Благодаря ассоциативным и психогальваническим экспериментам я стал известен в Америке, и вскоре оттуда ко мне стали обращаться пациенты. Один из первых случаев хорошо сохранился в моей памяти.
Один из американских психиатров направил ко мне больного с диагнозом: "алкоголическая неврастения". В прогнозе значилось: "неизлечим". Из предосторожности мой коллега порекомендовал больному обратиться еще к одному авторитетному невропатологу в Берлине, опасаясь, видимо, что мои попытки ни к чему не приведут.

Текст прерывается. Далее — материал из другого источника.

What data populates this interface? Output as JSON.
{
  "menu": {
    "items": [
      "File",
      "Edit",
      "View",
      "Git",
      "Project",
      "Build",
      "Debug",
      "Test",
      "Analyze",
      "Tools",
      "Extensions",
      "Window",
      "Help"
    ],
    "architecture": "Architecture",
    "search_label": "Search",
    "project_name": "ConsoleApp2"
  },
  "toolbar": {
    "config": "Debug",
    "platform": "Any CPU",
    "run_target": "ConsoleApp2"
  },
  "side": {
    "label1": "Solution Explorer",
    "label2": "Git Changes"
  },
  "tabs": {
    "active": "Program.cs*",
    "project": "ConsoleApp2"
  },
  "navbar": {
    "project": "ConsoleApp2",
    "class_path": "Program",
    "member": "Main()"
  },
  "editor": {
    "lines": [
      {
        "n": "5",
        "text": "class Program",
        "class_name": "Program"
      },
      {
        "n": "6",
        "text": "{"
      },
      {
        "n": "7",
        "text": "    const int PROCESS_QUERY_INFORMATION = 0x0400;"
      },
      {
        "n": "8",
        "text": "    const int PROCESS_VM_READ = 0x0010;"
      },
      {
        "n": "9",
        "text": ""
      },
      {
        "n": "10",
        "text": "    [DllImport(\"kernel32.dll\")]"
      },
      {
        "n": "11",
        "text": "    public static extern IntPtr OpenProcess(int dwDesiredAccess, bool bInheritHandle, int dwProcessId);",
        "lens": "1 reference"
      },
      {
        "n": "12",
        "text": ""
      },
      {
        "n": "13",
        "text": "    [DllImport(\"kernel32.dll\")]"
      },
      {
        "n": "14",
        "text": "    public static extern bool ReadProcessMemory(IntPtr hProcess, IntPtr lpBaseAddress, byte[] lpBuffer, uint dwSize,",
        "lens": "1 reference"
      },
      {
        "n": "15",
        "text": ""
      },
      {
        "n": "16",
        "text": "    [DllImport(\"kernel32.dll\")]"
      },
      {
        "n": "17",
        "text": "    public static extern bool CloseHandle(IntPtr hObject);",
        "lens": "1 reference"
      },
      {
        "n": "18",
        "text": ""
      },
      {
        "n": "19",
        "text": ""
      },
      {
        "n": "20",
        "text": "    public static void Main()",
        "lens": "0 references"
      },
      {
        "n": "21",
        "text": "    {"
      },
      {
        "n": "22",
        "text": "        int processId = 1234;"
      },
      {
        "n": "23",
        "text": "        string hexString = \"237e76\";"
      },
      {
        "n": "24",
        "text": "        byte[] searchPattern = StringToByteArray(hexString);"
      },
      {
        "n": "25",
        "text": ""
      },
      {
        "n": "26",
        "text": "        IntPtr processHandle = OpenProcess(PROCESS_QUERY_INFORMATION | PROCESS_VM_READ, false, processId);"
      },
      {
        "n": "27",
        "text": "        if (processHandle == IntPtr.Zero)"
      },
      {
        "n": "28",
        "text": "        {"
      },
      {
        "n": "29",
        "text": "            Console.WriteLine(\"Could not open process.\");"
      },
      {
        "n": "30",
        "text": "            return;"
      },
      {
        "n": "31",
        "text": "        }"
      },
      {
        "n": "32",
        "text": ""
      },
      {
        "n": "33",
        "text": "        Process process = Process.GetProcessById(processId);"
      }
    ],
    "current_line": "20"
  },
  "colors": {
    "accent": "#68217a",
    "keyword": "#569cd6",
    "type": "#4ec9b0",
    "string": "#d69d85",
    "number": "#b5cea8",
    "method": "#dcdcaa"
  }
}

Больной пришел ко мне на консультацию. Из беседы с ним я понял, что он страдает обычным неврозом, не имея никакого представления о психологических предпосылках своей болезни. Ассоциативный тест показал, что он страдает материнским комплексом в весьма тяжелой форме. Выходец из семьи богатой и почтенной, он был женат на прекрасной женщине и не имел никаких проблем - вот то, что лежало на поверхности. Но его что-то угнетало, и он слишком много пил, отчаянно пытаясь одурманить себя, чтобы это забыть, естественно, безуспешно.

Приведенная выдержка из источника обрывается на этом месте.